After 15 years in the tech industry, I’ve learned many things the hard way.
There are plenty of things I wish I knew when I started working in tech 15 years ago. Jumping into any new role or working in a new industry that you’re not always familiar with can feel overwhelming and even intimidating.
Throughout my career, first with PayPal, then eBay, and now Facebook, I’ve learned many things the hard way that helped get me to where I am today. I’m sharing these lessons with the hope that they may help you in your career.
One of the things I struggle with the most is mentoring people who lack self confidence who I know are stronger than they think. Nothing I say seems to change how they feel about themselves because they can’t see what others see in them. Reach for the assignment and believe that you will learn how to do it. You are not asked to take on assignments so you will fail; people offer them because they see your potential.
I’ve received a lot of tough feedback during my career. My immediate reaction is to discard anything that would not have been said to a man in the same position. For years, I was told I was not warm or approachable. I realized I had two choices — ignore or adapt. I learned to adapt because this perception was holding me back. Pretending it didn’t matter changed nothing.
A lot of time when we receive feedback, we react by making a change, but all of those changes together could end up taking away what makes you uniquely you. Choose who you want to be and what you want to be known for, and remember that these choices may change over time depending on your position.
Some fake it better than others. I mentored a leader on my team who was struggling in her new, expanded role. Her lack of confidence showed in how she spoke and led. I pulled her aside and asked what was wrong. She said that she was used to being the expert, and she felt out of her depth taking on managing a new team. I told her that I felt like I had no idea what I was doing every single day. She was really surprised and felt reassured that she was not alone. We all feel this. Those who learn to manage it come out ahead.
Free yourself. Guilt and worry are burdens that women needlessly carry, and I decided to set these non-productive feelings aside. These twin emotions often result in negative thoughts about what could have been or what you should have done. Rather than regretting, I choose what to do differently next time.
Many times women leaders worry about being liked, which makes it harder for them to have impact. I have done this many times; I see something that’s wrong, but I’m afraid to speak up because I don’t want to be labelled as non-collaborative or unsupportive. By seeking to be liked and avoiding confrontation, I was holding back what I truly thought. While I still struggle with how people see me, I realized it’s more important to seek alignment and understanding.
I’m a mom of three; I had a baby at each of the tech companies where I’ve worked, so my coworkers have seen me sleep deprived and struggling to navigate life with newborns. I decided early on that there was no use hiding this, even knowing how significant maternal bias is. Data shows that across industries mothers face more disadvantages than non-mothers when going after a job. In fact, even signs of motherhood, such as listing PTA membership on a resume, make it 79 percent less likely to be hired and, even if hired, offered $11,000 less in salary.

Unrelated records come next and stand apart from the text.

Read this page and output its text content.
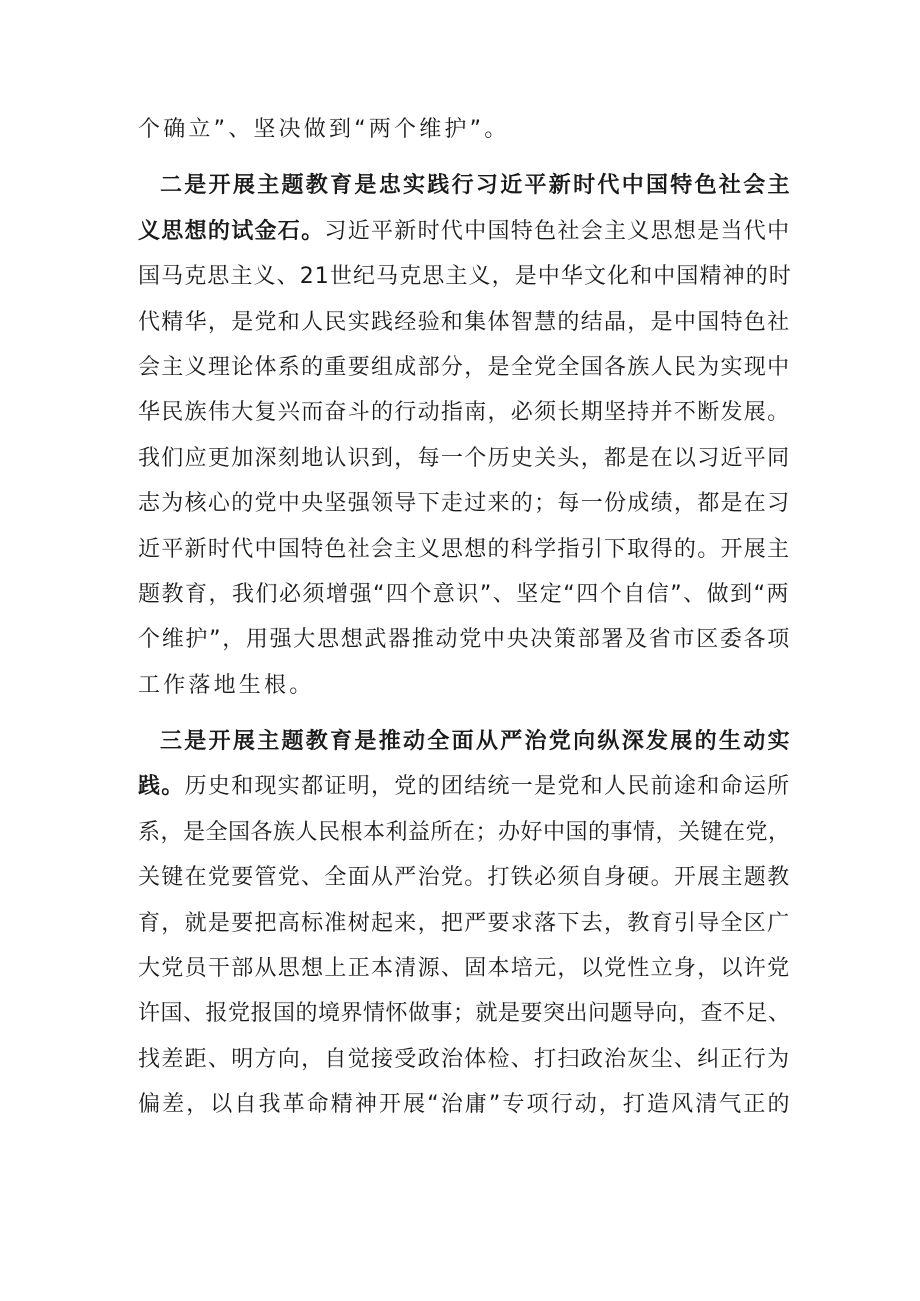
个确立”、坚决做到“两个维护”。
二是开展主题教育是忠实践行习近平新时代中国特色社会主
义思想的试金石。习近平新时代中国特色社会主义思想是当代中
国马克思主义、21世纪马克思主义，是中华文化和中国精神的时
代精华，是党和人民实践经验和集体智慧的结晶，是中国特色社
会主义理论体系的重要组成部分，是全党全国各族人民为实现中
华民族伟大复兴而奋斗的行动指南，必须长期坚持并不断发展。
我们应更加深刻地认识到，每一个历史关头，都是在以习近平同
志为核心的党中央坚强领导下走过来的；每一份成绩，都是在习
近平新时代中国特色社会主义思想的科学指引下取得的。开展主
题教育，我们必须增强“四个意识”、坚定“四个自信”、做到“两
个维护”，用强大思想武器推动党中央决策部署及省市区委各项
工作落地生根。
三是开展主题教育是推动全面从严治党向纵深发展的生动实
践。历史和现实都证明，党的团结统一是党和人民前途和命运所
系，是全国各族人民根本利益所在；办好中国的事情，关键在党，
关键在党要管党、全面从严治党。打铁必须自身硬。开展主题教
育，就是要把高标准树起来，把严要求落下去，教育引导全区广
大党员干部从思想上正本清源、固本培元，以党性立身，以许党
许国、报党报国的境界情怀做事；就是要突出问题导向，查不足、
找差距、明方向，自觉接受政治体检、打扫政治灰尘、纠正行为
偏差，以自我革命精神开展“治庸”专项行动，打造风清气正的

I have personally recruited many moms to Facebook. I consciously choose to share openly about my family in order to illustrate that us moms are no less committed to work than women who don’t have children. It’s important to become a role model for the stereotypes we want to change.
Studies show that women leave tech at twice the rate of men. Considering only 20 percent of engineering and computer science degrees go to women, the share of women leaders in tech declines the further you get in your career. Many women feel the pressure of work and home are too overwhelming without support.
A decade ago, about a year after my son was born, I gave my resignation to a VP I worked with and told him I was leaving the field. My career felt stuck, and the stress of being a new mom made it hard to contemplate continuing. A sponsor of mine reached out to me, and I ended up taking a role on her team where I could continue to work part-time and be challenged. I know what it’s like to live on that precipice of not being sure if this is all worth it, and I assure you that with time, distance and support, it is.
I spent 20 minutes with a woman on my team as she circled the topic she wanted to address. She recounted her history and aspirations. I waited for what the question was. Finally, I asked, “Are you asking me if I’m going to promote you?” She said yes, but she was afraid I would say no. I suggested that she instead say, “What do you see as the gaps between where I am now and the next level? What would it take for me to get there?”
So often we are afraid to ask the direct question because we worry about being judged. But, not asking means we pass up an opportunity to get feedback and progress.
Laszlo Bock, formerly head of Google people operations, studied high-performing teams at Google; he told Freakonomics Radio that “the most important attribute of a high-performing team is not who leads it or who’s on it or how many people or where it is. It’s psychological safety.” Finding a team and company where you feel you can make mistakes and take risks is critical to your success.
When I joined Facebook, a handful of former PayPal colleagues joined around the same time. That support helped me take a leap even though I was feeling overwhelmed as a new mom. Based on that experience, I work to cultivate that feeling of safety and support within my own teams.